If merchants can answer yes to the following, the future looks bleak for affiliate networks:
1) Does most of your traffic come from a small number of high volume referrers?
2) Can the technology (click monitoring) be created in-house or bought (e.g via direct track) cost effectively?
3) Is the “missing 20%” low quality traffic.
The solution
Firstly, I have checked this out with a few networks and the message is that it is very unlikely that 80% of their merchants will go direct anytime some. Nevertheless it is an issue and the networks have a few things up their sleeve:
Networks are offering a wider-array of value-add services & better software to their merchants and affiliates in order to retain them.

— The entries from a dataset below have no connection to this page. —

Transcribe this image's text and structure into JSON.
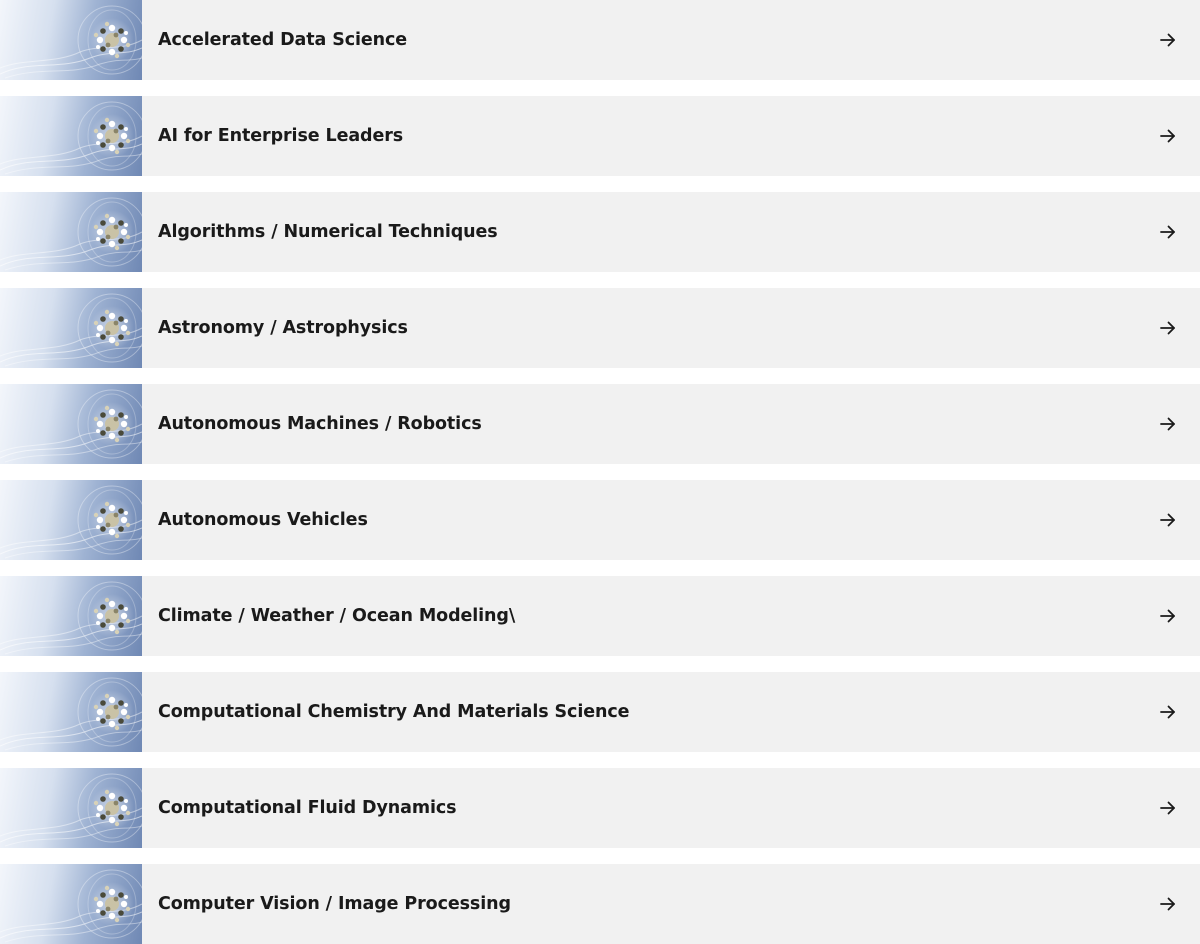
{
  "topics": [
    {
      "label": "Accelerated Data Science",
      "icon": "molecule-thumbnail",
      "action_icon": "arrow-right-icon"
    },
    {
      "label": "AI for Enterprise Leaders",
      "icon": "molecule-thumbnail",
      "action_icon": "arrow-right-icon"
    },
    {
      "label": "Algorithms / Numerical Techniques",
      "icon": "molecule-thumbnail",
      "action_icon": "arrow-right-icon"
    },
    {
      "label": "Astronomy / Astrophysics",
      "icon": "molecule-thumbnail",
      "action_icon": "arrow-right-icon"
    },
    {
      "label": "Autonomous Machines / Robotics",
      "icon": "molecule-thumbnail",
      "action_icon": "arrow-right-icon"
    },
    {
      "label": "Autonomous Vehicles",
      "icon": "molecule-thumbnail",
      "action_icon": "arrow-right-icon"
    },
    {
      "label": "Climate / Weather / Ocean Modeling\\",
      "icon": "molecule-thumbnail",
      "action_icon": "arrow-right-icon"
    },
    {
      "label": "Computational Chemistry And Materials Science",
      "icon": "molecule-thumbnail",
      "action_icon": "arrow-right-icon"
    },
    {
      "label": "Computational Fluid Dynamics",
      "icon": "molecule-thumbnail",
      "action_icon": "arrow-right-icon"
    },
    {
      "label": "Computer Vision / Image Processing",
      "icon": "molecule-thumbnail",
      "action_icon": "arrow-right-icon"
    }
  ],
  "colors": {
    "row_background": "#f1f1f1",
    "text": "#1a1a1a",
    "thumbnail_gradient_start": "#f3f6fb",
    "thumbnail_gradient_end": "#6f88b4"
  }
}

This is stuff like stats, bad affiliate alerts, online content tools such as reviews.
Affiliates are evolving to overall “performance marketing” networks. This will mean they will be offering the whole range of CPA, CPC, CPM, Lead Gen, email marketing, cash-back (like quidco) etc.
We have recently seen a few acquisitions which are not about scale but about breadth (e.g. Buy.at acquisition of xyz). I also expect to see more acquisitions of analytics and marketing tools.

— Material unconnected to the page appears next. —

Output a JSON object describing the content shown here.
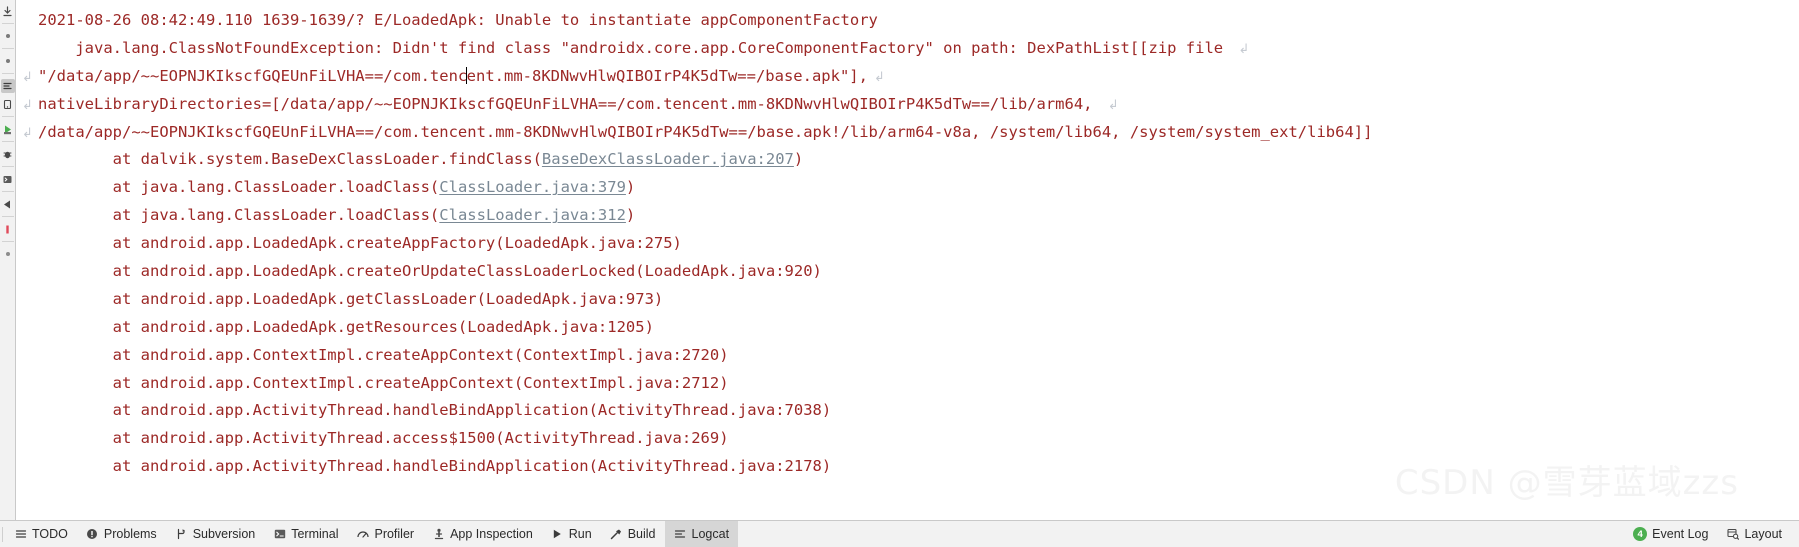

Opportunities for growth companies.
Affiliates themselves continue to be growing revenues across the board, both organically and by acquisition. As they evolve into performance marketing networks, I am interested to understand which part of these businesses will end up being most valuable:
• The databases they own on consumer behavior
• The margin they take on advertising clicks
• The optimization and analytical tools they offer to advertisers.

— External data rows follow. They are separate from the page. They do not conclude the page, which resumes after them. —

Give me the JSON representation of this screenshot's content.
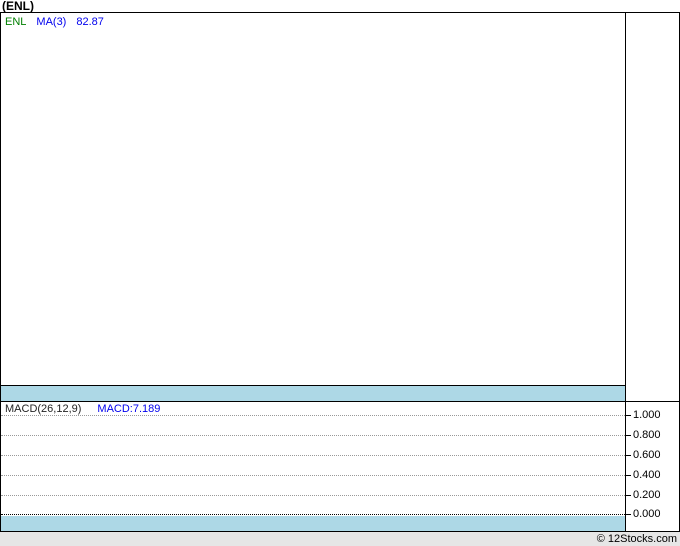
{
  "title": "(ENL)",
  "main_panel": {
    "legend": {
      "symbol": "ENL",
      "ma_label": "MA(3)",
      "ma_value": "82.87"
    }
  },
  "macd_panel": {
    "legend": {
      "indicator": "MACD(26,12,9)",
      "value_label": "MACD:7.189"
    },
    "axis_ticks": [
      "1.000",
      "0.800",
      "0.600",
      "0.400",
      "0.200",
      "0.000"
    ]
  },
  "footer": {
    "copyright": "© 12Stocks.com"
  },
  "colors": {
    "symbol_green": "#008000",
    "indicator_blue": "#0000ee",
    "separator_blue": "#add8e6",
    "gridline_gray": "#999999",
    "border_black": "#000000",
    "footer_gray": "#e6e6e6"
  },
  "chart_data": [
    {
      "type": "line",
      "panel": "price",
      "title": "(ENL)",
      "series": [
        {
          "name": "ENL",
          "values": []
        },
        {
          "name": "MA(3)",
          "last_value": 82.87,
          "values": []
        }
      ],
      "xlabel": "",
      "ylabel": "",
      "grid": false,
      "note_visible_points": 0
    },
    {
      "type": "line",
      "panel": "MACD",
      "series": [
        {
          "name": "MACD(26,12,9)",
          "last_value": 7.189,
          "values": []
        }
      ],
      "ytick_values": [
        1.0,
        0.8,
        0.6,
        0.4,
        0.2,
        0.0
      ],
      "ytick_labels": [
        "1.000",
        "0.800",
        "0.600",
        "0.400",
        "0.200",
        "0.000"
      ],
      "ylim": [
        0.0,
        1.15
      ],
      "grid": true,
      "legend_position": "top-left",
      "note_visible_points": 0
    }
  ]
}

I wonder if any CEOs of affiliate networks or their investors know this?
There are also some interesting lessons for the web-publishers / affiliates. The message coming from the networks is that the simple “google traffic sites” know for their CPC focus are less and less effective. I think there will continue to be a flight to quality where traffic from rich, valuing-adding publishes like moveme.com will accrue value.
If your site is proactively sought-out by consumers as a valuable resource to influence their buying patterns, then the quality of your traffic will get top-dollar from the networks (just look at the valuation of MoneySupermarket). This is the type of affiliate that I’d love to invest in.
Interesting but it just seems to describe the evolution of affiliate marketing more than anything else.
Posted by: j.brown | December 31, 2007 at 01:47 AM
Hi Paul - should have read this before really, and apologies for that. Not sure I agree either :).
The affiliate industry needs an aggregator - without it there is a many to many relationship between affiliates and merchants that is prohibitively difficult to manage for most people. There will always be a portion of the market that goes direct and you are also right that affiliates and networks are evolving as the market matures, but like every industry so long as you keep adding value you will be ok.
The other thing to remember is that affiliate remains a high growth category.
Posted by: Nic Brisbourne | January 18, 2008 at 10:23 AM
I'll have to agree with you. You often have to ask, why even use an affiliate company, when using stats software you can track and pay revenues directly. A lot easier and helps build a rapport with the affiliate.